試験は2003年12月~2007年10月に、ベルギー、オーストリア、スペインの3ヵ国・8施設で、ショック症状を起こした患者(心原性ショック、敗血症性ショック、乏血性ショック)を対象、血圧を回復・維持するため第一選択の昇圧薬としてドパミン(20μg/体重kg/分)またはノルエピネフリン(0.19μg/体重kg/分)のいずれかを投与するよう割り付けられ行われた。患者は、割り付けられたドパミンまたはノルエピネフリンで血圧が維持できなかった場合は、ノルエピネフリン、エピネフリンまたはバソプレシンを非盲検で追加投与された。

試験には1,679例の患者が登録され、そのうち858例がドパミン群に、821例がノルエピネフリン群に割り付けられた。ベースライン時の特性は両グループで同様だった。

主要転帰は、無作為化後28日の死亡率。副次エンドポイントには、代用臓器を必要としなかった日数、有害事象の発生などを含んだ。

死亡率に差はないが、有害事象はドパミンで有意に増加




28日時点の死亡率は、ドパミン群52.5%、ノルエピネフリン群48.5%で、両群間に有意差はみられなかった(ドパミン群のオッズ比:1.17、95%信頼区間:0.97~1.42、P=0.10)。

しかし、不整脈性イベントについて、ドパミン群(207件24.1%)の方がノルエピネフリン群(102件、12.4%)より多かった(P<0.001)。
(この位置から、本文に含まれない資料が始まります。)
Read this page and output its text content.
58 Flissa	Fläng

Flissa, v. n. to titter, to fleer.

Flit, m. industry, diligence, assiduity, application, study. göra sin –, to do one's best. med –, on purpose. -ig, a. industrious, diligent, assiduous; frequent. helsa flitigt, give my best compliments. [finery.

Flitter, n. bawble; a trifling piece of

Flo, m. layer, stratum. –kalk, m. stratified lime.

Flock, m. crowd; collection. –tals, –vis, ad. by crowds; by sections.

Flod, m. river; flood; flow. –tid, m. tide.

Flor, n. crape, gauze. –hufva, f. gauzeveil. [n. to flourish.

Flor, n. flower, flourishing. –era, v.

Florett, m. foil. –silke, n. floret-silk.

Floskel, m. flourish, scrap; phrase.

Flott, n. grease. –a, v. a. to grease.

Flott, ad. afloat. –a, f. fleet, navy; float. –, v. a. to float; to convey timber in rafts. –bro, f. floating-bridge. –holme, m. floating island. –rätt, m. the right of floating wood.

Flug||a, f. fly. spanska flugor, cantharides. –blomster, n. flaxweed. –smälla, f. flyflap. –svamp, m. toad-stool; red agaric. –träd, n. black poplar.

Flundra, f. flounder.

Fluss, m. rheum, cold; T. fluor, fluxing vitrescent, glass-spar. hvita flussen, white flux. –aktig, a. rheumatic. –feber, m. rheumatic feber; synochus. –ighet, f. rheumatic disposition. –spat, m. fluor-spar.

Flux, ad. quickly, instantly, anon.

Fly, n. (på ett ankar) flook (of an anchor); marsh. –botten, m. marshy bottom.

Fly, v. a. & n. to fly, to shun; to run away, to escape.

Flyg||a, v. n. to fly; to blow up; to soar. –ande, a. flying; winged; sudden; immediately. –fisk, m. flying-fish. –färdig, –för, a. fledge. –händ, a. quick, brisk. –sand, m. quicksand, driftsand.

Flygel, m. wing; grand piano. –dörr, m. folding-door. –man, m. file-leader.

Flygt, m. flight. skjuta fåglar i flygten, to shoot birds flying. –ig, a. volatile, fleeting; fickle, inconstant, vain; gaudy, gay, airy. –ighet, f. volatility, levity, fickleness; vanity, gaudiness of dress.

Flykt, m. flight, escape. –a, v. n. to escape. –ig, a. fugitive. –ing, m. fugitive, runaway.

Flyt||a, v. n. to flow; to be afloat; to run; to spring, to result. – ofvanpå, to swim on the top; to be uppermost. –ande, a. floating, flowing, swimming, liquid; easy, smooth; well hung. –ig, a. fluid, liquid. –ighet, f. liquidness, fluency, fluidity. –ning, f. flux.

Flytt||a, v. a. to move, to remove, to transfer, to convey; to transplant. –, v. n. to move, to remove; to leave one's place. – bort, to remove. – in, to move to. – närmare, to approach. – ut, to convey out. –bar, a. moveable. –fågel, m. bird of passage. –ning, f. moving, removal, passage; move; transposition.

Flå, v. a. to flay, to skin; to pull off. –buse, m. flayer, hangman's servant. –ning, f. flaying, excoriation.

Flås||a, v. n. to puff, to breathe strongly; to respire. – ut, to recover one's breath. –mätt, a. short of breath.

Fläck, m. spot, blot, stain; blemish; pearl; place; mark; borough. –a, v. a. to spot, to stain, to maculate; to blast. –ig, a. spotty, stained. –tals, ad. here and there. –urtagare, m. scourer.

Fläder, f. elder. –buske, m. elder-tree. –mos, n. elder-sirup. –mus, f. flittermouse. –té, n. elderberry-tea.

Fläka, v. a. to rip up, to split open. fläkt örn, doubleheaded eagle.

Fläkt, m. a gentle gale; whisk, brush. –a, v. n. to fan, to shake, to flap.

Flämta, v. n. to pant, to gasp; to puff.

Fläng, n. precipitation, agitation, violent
また、28日時点の心原性ショック患者280例のサブグループ解析の結果、ドパミンはノルエピネフリンと比べて死亡率の上昇が認められた(カプランマイヤー解析によるP=0.03)。しかし、敗血症性ショック(1,044例、同P=0.19)、乏血性ショック(263例、同P=0.84)では関連が認められなかった。

研究グループは、「ドパミンを投与された患者と、ノルエピネフリンを投与された患者との間で死亡率に有意差はみられなかったが、ドパミン投与群の方が有害事象の増加が認められた」と報告した。